Thomas faces epic Tour test; French hopes ride on Bardet - GulfToday

Thomas faces epic Tour test; French hopes ride on Bardet

Cycling

AG2r La Mondiale rider Romain Bardet of France during the teams presentation at the Grand Place in Brussels on Thursday. Reuters

Besides mountains galore, Welsh rider Geraint Thomas is up against a solid cast of opponents, even within Ineos his own team, when the three-week Tour de France pedals off on the cobbled streets of Brussels on Saturday.

The race organisers chose the Belgian capital, which is home of all-time great Eddy Merckx — winner of 5 Tours — to celebrate a centenary of the iconic race leader’s yellow jersey.

Thursday’s city-centre parade of the 22 eight-man teams was cheered all the way along the route with fans mobbing riders at their team buses.

Ineos co-leaders Thomas and Egan Bernal were given CIA-style running security as other star riders good naturedly signed scrapbooks and posed for selfies. Four-time winner Chris Froome misses out after a bone-crunching fall last month that blew the field wide open. The team chief of Spanish team Movistar, Eusebio Unzue, has described the remaining peloton as “a flock of sheep without a shepherd”.

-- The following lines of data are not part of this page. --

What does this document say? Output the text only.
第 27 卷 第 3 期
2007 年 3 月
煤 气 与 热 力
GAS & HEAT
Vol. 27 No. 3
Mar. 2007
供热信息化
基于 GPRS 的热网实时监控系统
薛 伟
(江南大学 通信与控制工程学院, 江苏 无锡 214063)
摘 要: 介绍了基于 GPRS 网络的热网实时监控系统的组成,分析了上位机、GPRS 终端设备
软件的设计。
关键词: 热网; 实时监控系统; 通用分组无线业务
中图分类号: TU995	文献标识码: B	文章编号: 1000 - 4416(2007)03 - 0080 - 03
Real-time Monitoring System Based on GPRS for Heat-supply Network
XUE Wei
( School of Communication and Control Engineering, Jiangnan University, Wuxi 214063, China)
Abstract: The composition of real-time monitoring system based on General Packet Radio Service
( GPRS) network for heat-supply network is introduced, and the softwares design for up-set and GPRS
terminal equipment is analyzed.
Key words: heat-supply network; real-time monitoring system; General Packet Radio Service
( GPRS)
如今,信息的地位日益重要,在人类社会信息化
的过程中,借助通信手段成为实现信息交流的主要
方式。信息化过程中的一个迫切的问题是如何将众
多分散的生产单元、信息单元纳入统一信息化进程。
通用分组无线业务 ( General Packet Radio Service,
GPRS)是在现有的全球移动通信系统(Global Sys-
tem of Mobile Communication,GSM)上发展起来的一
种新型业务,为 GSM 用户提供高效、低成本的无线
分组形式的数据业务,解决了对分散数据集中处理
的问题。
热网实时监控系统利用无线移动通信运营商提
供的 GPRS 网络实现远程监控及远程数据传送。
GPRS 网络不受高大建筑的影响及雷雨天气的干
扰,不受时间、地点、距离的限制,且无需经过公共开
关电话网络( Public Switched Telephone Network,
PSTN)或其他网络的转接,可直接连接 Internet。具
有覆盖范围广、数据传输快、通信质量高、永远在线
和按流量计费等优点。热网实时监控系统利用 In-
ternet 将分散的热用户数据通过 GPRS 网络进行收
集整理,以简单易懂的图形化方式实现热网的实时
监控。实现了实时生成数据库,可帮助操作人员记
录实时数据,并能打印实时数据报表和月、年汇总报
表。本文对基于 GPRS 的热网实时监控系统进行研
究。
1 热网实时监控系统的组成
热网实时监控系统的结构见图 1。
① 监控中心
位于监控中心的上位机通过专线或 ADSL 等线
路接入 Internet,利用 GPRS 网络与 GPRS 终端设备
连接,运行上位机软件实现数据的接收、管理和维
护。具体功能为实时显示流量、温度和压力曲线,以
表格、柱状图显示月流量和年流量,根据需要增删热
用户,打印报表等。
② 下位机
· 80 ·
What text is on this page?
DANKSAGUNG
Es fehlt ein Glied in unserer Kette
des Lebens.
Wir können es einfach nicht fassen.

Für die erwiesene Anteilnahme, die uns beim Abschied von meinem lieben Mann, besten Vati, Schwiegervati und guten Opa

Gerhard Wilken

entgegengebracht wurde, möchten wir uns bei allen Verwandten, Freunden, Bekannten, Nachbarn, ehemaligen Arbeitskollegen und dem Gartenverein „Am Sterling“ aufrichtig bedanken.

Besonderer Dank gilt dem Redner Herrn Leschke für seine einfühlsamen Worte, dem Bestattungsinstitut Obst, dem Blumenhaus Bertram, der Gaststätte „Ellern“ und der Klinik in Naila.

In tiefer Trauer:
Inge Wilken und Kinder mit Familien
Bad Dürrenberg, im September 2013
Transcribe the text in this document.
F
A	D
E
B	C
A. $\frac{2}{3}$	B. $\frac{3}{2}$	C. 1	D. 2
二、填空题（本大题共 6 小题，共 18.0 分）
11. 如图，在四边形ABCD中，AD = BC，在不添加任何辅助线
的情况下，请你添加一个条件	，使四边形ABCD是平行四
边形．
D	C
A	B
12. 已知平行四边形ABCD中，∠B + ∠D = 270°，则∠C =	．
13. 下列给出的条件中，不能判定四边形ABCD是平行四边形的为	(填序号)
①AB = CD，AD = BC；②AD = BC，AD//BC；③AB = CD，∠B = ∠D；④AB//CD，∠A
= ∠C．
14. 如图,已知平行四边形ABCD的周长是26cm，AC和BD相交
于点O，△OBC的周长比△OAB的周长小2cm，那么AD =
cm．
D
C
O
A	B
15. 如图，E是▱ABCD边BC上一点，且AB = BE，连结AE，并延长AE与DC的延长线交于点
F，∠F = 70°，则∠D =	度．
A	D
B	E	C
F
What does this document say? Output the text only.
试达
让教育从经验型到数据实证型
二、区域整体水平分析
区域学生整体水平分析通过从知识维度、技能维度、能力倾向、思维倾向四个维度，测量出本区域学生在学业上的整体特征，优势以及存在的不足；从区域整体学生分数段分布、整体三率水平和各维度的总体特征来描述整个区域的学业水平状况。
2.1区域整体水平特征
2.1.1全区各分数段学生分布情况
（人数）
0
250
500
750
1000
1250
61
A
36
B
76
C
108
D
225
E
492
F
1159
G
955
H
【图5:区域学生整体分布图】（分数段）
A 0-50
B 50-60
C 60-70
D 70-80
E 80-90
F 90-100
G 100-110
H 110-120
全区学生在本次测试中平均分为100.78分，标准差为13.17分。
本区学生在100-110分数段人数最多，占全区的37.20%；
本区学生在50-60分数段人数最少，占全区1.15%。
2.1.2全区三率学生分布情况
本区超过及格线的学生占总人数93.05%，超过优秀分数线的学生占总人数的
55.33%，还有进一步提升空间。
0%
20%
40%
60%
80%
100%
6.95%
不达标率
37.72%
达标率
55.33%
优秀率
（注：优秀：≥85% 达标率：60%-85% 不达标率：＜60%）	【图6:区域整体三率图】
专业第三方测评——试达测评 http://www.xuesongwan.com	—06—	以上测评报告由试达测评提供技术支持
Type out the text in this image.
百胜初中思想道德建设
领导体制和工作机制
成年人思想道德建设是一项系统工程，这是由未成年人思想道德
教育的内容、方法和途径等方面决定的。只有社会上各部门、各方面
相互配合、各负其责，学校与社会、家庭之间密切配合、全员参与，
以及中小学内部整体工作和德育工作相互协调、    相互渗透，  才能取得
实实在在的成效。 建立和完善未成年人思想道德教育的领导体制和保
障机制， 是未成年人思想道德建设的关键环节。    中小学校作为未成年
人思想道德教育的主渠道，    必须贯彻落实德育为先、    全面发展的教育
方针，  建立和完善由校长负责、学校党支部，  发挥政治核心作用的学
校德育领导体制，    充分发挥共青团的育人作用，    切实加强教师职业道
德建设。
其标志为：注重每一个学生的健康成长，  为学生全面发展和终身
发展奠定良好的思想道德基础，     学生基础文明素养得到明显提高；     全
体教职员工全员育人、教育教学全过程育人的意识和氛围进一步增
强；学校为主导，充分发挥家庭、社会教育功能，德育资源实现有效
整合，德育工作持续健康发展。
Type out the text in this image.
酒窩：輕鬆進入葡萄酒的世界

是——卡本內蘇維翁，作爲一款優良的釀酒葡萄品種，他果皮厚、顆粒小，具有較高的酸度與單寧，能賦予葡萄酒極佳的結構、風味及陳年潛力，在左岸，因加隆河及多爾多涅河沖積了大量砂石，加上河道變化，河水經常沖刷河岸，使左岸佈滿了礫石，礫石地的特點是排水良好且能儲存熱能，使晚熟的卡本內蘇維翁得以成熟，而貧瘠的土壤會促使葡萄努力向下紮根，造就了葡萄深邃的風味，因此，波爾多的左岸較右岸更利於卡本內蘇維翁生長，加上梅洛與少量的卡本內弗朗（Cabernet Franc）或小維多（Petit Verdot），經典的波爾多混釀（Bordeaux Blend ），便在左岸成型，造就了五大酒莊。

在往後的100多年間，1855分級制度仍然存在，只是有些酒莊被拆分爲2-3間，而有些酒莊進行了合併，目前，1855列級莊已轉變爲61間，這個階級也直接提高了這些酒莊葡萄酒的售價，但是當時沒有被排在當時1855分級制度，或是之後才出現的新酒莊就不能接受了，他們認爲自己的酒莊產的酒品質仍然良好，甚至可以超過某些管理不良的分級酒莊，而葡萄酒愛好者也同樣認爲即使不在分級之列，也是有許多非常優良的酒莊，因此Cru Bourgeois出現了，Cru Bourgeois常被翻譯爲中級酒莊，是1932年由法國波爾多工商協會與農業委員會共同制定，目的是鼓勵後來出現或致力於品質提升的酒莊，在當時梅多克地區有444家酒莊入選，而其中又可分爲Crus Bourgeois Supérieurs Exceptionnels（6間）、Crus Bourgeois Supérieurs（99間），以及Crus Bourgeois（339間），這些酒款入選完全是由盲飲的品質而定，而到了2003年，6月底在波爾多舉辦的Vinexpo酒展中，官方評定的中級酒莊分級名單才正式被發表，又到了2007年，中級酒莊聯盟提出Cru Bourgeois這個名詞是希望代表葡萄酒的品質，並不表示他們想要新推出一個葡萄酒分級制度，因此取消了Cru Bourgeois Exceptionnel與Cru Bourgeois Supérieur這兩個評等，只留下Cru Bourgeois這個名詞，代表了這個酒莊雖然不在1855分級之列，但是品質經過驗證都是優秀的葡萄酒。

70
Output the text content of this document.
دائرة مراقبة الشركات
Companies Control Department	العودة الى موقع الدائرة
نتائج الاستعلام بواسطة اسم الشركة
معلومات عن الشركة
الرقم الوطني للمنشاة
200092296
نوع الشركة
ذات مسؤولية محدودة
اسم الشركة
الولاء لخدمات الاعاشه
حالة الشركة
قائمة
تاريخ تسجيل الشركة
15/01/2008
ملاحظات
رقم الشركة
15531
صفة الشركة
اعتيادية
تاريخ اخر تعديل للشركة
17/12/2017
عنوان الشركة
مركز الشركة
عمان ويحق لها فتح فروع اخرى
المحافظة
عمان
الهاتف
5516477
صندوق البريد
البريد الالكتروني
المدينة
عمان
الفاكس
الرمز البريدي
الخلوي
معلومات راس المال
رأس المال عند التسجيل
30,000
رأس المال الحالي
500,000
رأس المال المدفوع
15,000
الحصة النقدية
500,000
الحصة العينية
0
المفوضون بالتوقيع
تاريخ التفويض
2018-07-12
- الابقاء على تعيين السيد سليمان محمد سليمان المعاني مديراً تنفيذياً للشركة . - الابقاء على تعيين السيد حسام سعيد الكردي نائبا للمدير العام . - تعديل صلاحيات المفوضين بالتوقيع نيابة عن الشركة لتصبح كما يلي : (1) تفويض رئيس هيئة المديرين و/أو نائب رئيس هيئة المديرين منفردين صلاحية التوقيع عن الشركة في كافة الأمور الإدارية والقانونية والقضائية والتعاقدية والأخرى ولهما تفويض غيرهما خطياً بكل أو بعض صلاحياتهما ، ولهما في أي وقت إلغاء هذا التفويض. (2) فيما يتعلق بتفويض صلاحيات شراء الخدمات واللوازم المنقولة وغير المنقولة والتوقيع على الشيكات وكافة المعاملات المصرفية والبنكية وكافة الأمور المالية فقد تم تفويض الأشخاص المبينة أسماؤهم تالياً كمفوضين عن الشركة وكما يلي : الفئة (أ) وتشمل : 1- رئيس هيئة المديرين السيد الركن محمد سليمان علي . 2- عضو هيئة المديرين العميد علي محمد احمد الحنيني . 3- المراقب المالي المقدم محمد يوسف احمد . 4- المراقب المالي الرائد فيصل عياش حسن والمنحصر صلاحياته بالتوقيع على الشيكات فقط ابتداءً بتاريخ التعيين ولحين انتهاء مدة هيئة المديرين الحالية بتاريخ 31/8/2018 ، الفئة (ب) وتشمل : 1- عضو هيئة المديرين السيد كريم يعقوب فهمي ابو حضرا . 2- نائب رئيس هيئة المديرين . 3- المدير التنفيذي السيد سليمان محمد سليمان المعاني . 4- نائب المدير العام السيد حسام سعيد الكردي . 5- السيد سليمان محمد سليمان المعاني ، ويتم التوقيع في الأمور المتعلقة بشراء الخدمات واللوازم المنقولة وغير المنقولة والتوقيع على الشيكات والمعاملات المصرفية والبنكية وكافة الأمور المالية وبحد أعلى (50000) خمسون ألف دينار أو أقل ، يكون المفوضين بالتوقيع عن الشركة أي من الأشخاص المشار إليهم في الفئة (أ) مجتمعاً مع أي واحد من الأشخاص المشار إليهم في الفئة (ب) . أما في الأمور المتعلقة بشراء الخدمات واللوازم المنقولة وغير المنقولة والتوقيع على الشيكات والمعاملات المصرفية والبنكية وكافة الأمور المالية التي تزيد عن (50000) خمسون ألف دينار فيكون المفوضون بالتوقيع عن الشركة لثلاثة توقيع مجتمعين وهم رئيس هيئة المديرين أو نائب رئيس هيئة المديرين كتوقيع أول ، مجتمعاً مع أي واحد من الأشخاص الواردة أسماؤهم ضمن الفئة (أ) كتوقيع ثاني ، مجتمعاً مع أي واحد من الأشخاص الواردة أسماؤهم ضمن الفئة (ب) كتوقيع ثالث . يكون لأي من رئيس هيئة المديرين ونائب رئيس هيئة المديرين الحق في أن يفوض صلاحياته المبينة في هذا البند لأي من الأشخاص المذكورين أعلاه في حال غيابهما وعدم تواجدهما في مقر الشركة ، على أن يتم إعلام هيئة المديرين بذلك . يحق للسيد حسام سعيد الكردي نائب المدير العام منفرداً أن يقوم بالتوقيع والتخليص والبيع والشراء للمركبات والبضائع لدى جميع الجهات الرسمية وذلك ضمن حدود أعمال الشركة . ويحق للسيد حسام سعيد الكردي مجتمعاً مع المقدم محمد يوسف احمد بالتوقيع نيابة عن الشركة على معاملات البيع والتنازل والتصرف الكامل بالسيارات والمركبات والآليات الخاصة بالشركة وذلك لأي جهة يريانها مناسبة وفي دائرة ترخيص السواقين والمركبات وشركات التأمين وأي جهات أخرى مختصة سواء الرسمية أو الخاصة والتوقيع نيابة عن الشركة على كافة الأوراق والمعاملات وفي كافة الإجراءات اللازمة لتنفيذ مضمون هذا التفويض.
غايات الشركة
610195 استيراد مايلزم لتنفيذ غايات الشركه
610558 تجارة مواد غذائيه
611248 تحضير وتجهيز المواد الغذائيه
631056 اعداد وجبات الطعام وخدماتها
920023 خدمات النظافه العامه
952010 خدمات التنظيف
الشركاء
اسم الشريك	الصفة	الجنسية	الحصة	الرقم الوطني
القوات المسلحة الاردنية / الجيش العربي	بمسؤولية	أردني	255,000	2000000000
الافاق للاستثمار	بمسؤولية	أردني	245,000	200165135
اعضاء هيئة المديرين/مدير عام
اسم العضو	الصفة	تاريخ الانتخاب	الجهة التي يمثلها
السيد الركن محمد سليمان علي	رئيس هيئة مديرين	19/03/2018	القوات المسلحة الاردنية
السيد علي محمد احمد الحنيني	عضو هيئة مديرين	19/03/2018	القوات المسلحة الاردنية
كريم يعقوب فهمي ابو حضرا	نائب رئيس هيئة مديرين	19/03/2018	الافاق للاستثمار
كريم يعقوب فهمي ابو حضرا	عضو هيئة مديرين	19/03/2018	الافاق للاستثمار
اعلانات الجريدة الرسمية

“Without Chris Froome the Tour is not the same race,” Tour chief Christian Prudhomme admitted, with the British team having won six of the last seven editions since Bradley Wiggins clinched their first.

In the battle for the yellow jersey, Froome’s long-time deputy and current champion Thomas takes centre stage, the popular Welshman attacking a mountain-packed Tour with Ineos teammate Bernal, the 22-year-old Colombian revelation, as his main rival.

Thomas fell and banged his head during the Tour de Suisse on June 18. He escaped serious injury but it hampered his training for the big race in France. His multi-talented teammate Bernal, who then won with panache in Switzerland, will become the youngest post-war Tour de France winner and the first ever Colombian to win if he outstrips Thomas in the manner which the Welshman himself unexpectedly did to Froome last season.

But there are as many candidates for victory as there are mountains.

Danish late bloomer Jakob Fuglsang, Britain’s Adam Yates and his twin Simon, Froome’s long-suffering second fiddle Nairo Quintana, and Italian master tactician and former winner Vincenzo ‘the Shark’ Nibali are all licking their lips in anticipation.

“I decided to win this or die,” said Fuglsang after winning a recent classic. “At 34, I finally grew up.”

Meanwhile, so great are expectations placed on French riders every time the Tour de France comes around they could be excused for feeling as though they are pedaling up an Alpine road carrying pannier bags full of lead.

For comparison think of the Brazil soccer team at a home World Cup, Andy Murray, pre-hip surgery, and his annual Wimbledon quest or a Ferrari driver racing for the chequered flag at Monza.

So spare a thought for Romain Bardet and Thibaut Pinot when they mount their bicycles in Brussels on Saturday to begin a 3,480km route, including 30 mountain climbs, hoping to arrive in Paris on July 28 in a yellow jersey.

No Frenchman has done that since Bernard Hinault in 1985 and every passing year deepens the desperation of a Tour-mad nation.

In recent years a British team, of all things, have become the pantomime villains for the French fans who line roads across the country in hope, with Bradley Wiggins, Chris Froome (four times) and then Geraint Thomas all winning for Team Sky.

But as the 106th edition looms, there is a genuine belief, not just blind loyalty, that this could be the year. “Now or never” is the narrative of the local media.

Bardet, AG2R La Mondiale’s leader, has been France’s best bet since finishing sixth in 2014 but the closest he has come was second in 2016, four minutes behind winner Froome.

With Froome out this year, Thomas struggling for form and Dutchman Tom Dumoulin (Sunweb) also missing, it feels like a golden opportunity for Bardet on a climber-friendly route that should play to his strengths.

“There is always lots of pressure. As a Frenchman, there is this big expectation for you to perform because of this long wait since Hinault’s last win,” Bardet, who also finished third in 2017 and sixth last year, said on Thursday.

“I always try my best with this expectation and pressure but, honestly, I think it is a good thing for me and a good thing for the French public that we have this expectation.”

Bardet has earmarked a brutal final week in the Alps, when the Col de Vars, Col d’Izoard, Col du Galibier, Col de l’Iseran and Val Thorens await, as his opportunity to write history.